I bet you were a “take your ball and go home kid” growing up.
I bet you were a “take your ball and go home kid” growing up.
Posted on 3/26/26 at 7:37 pm to Uga Alum
quote:
She is acting like a whore. And I’m not mad just because I say that.
You have a mostly conservative, mostly religious board telling you that you're being a judgmental a-hole. Do you know what her pastor said? What her therapist said? Of course not. And yet you persist.
You didn't get laid a lot in high school or college, did you? This deserves to be a 37 page thread of everyone just shitting on you.
Posted on 3/26/26 at 7:38 pm to Uga Alum
The day after the funeral.
Yeah, I'm trolling you.
Yeah, I'm trolling you.
Posted on 3/26/26 at 7:38 pm to BluegrassBelle
What does that matter? According to all of you she can start an only fans as soon as the body is cold without judgment.
Posted on 3/26/26 at 7:39 pm to Uga Alum
It matters because you’re arbitrarily choosing a year. Why does a year matter? Why not a month, a fortnite, or a decade?
ETA I think that she’s free to date when she’s ready.

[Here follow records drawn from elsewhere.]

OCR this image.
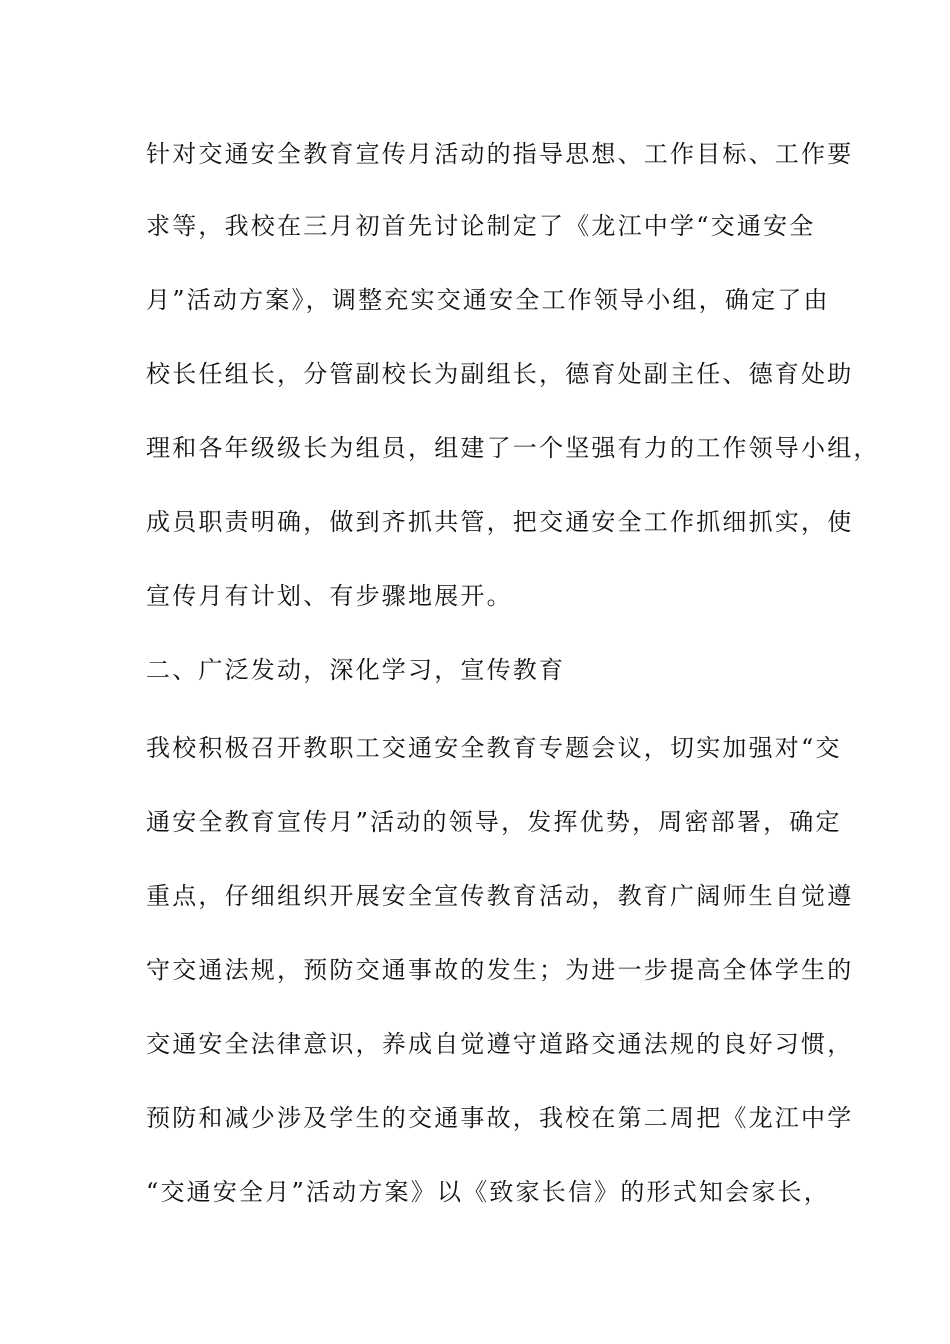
针对交通安全教育宣传月活动的指导思想、工作目标、工作要
求等，我校在三月初首先讨论制定了《龙江中学“交通安全
月”活动方案》，调整充实交通安全工作领导小组，确定了由
校长任组长，分管副校长为副组长，德育处副主任、德育处助
理和各年级级长为组员，组建了一个坚强有力的工作领导小组，
成员职责明确，做到齐抓共管，把交通安全工作抓细抓实，使
宣传月有计划、有步骤地展开。
二、广泛发动，深化学习，宣传教育
我校积极召开教职工交通安全教育专题会议，切实加强对“交
通安全教育宣传月”活动的领导，发挥优势，周密部署，确定
重点，仔细组织开展安全宣传教育活动，教育广阔师生自觉遵
守交通法规，预防交通事故的发生；为进一步提高全体学生的
交通安全法律意识，养成自觉遵守道路交通法规的良好习惯，
预防和减少涉及学生的交通事故，我校在第二周把《龙江中学
“交通安全月”活动方案》以《致家长信》的形式知会家长，
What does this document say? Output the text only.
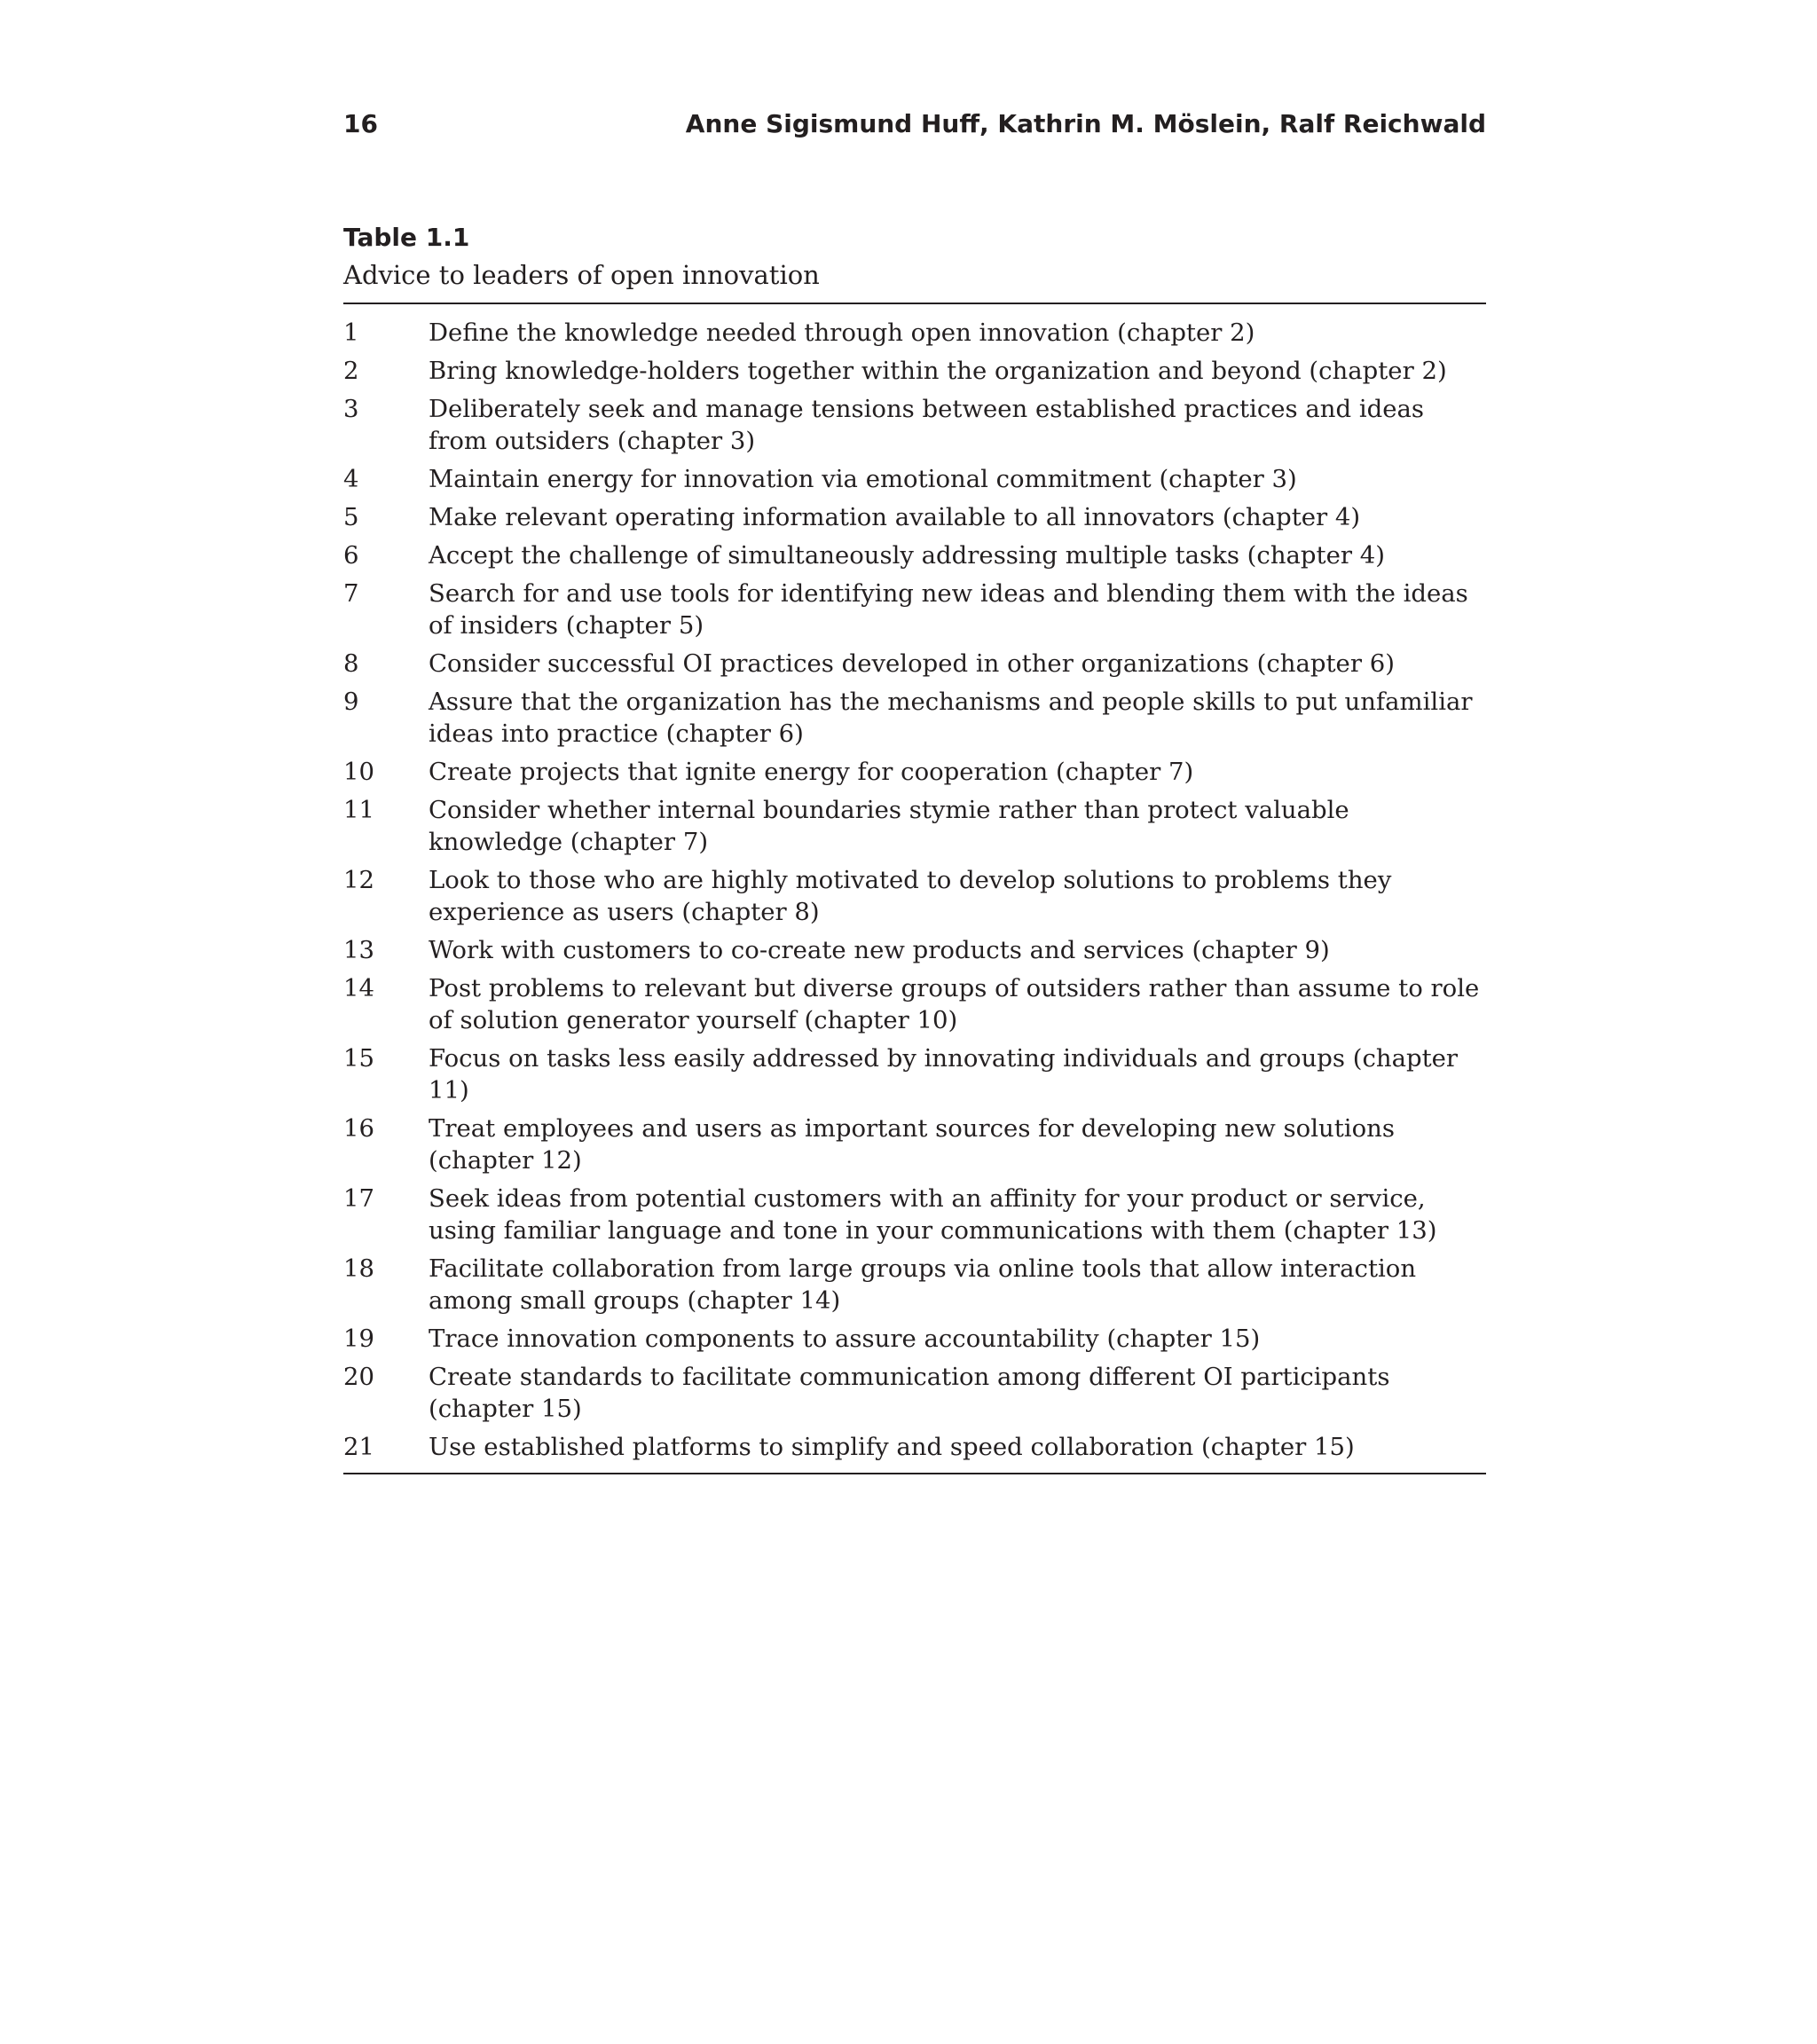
16	Anne Sigismund Huff, Kathrin M. Möslein, Ralf Reichwald
Table 1.1
Advice to leaders of open innovation
1	Define the knowledge needed through open innovation (chapter 2)
2	Bring knowledge-holders together within the organization and beyond (chapter 2)
3	Deliberately seek and manage tensions between established practices and ideas from outsiders (chapter 3)
4	Maintain energy for innovation via emotional commitment (chapter 3)
5	Make relevant operating information available to all innovators (chapter 4)
6	Accept the challenge of simultaneously addressing multiple tasks (chapter 4)
7	Search for and use tools for identifying new ideas and blending them with the ideas of insiders (chapter 5)
8	Consider successful OI practices developed in other organizations (chapter 6)
9	Assure that the organization has the mechanisms and people skills to put unfamiliar ideas into practice (chapter 6)
10	Create projects that ignite energy for cooperation (chapter 7)
11	Consider whether internal boundaries stymie rather than protect valuable knowledge (chapter 7)
12	Look to those who are highly motivated to develop solutions to problems they experience as users (chapter 8)
13	Work with customers to co-create new products and services (chapter 9)
14	Post problems to relevant but diverse groups of outsiders rather than assume to role of solution generator yourself (chapter 10)
15	Focus on tasks less easily addressed by innovating individuals and groups (chapter 11)
16	Treat employees and users as important sources for developing new solutions (chapter 12)
17	Seek ideas from potential customers with an affinity for your product or service, using familiar language and tone in your communications with them (chapter 13)
18	Facilitate collaboration from large groups via online tools that allow interaction among small groups (chapter 14)
19	Trace innovation components to assure accountability (chapter 15)
20	Create standards to facilitate communication among different OI participants (chapter 15)
21	Use established platforms to simplify and speed collaboration (chapter 15)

Her timeline may be different mine, it’s obviously different from yours, but you aren’t her so why does that matter?
ETA I think that she’s free to date when she’s ready. Her timeline may be different mine, it’s obviously different from yours, but you aren’t her so why does that matter?
This post was edited on 3/26/26 at 7:41 pm
Posted on 3/26/26 at 7:40 pm to Uga Alum
quote:
Yeah, I think she should mourn the marriage for a year out of respect.
Someone married 30yrs doesn't have infinite years left on this planet... older people move quick. It's none of your business and you should be ashamed of calling her a whore.
Posted on 3/26/26 at 7:40 pm to Uga Alum
quote:
What does that matter? According to all of you she can start an only fans as soon as the body is cold without judgment.
Holy hyperbole.
Like I said earlier, variables matter. He was sick wasn’t he? And let me guess, she probably took care of him.
Posted on 3/26/26 at 7:41 pm to LemmyLives
Wow, there’s a lot of anger and judgment coming from you. Calm down. It’s not good for your blood pressure.
Posted on 3/26/26 at 7:41 pm to BregmansWheelbarrow
quote:
Whatever she feels is appropriate is appropriate. Some people wind up never dating again, some go after strange immediately. It's her decision and no one knows how she feels or what's going through her head. It's her business.
There’s appropriate, and there’s healthy and there’s a wide variety of judgements.
I don’t think it’s a race to get back in there if you are otherwise mentally healthy and experience the death of a loved spouse…. But who knows what their relationship was etc- they could’ve mourned the loss of their love long before death
Posted on 3/26/26 at 7:42 pm to BluegrassBelle
Haven’t you all said that she can do whatever whenever? As long as he’s dead she’s not cheating, right?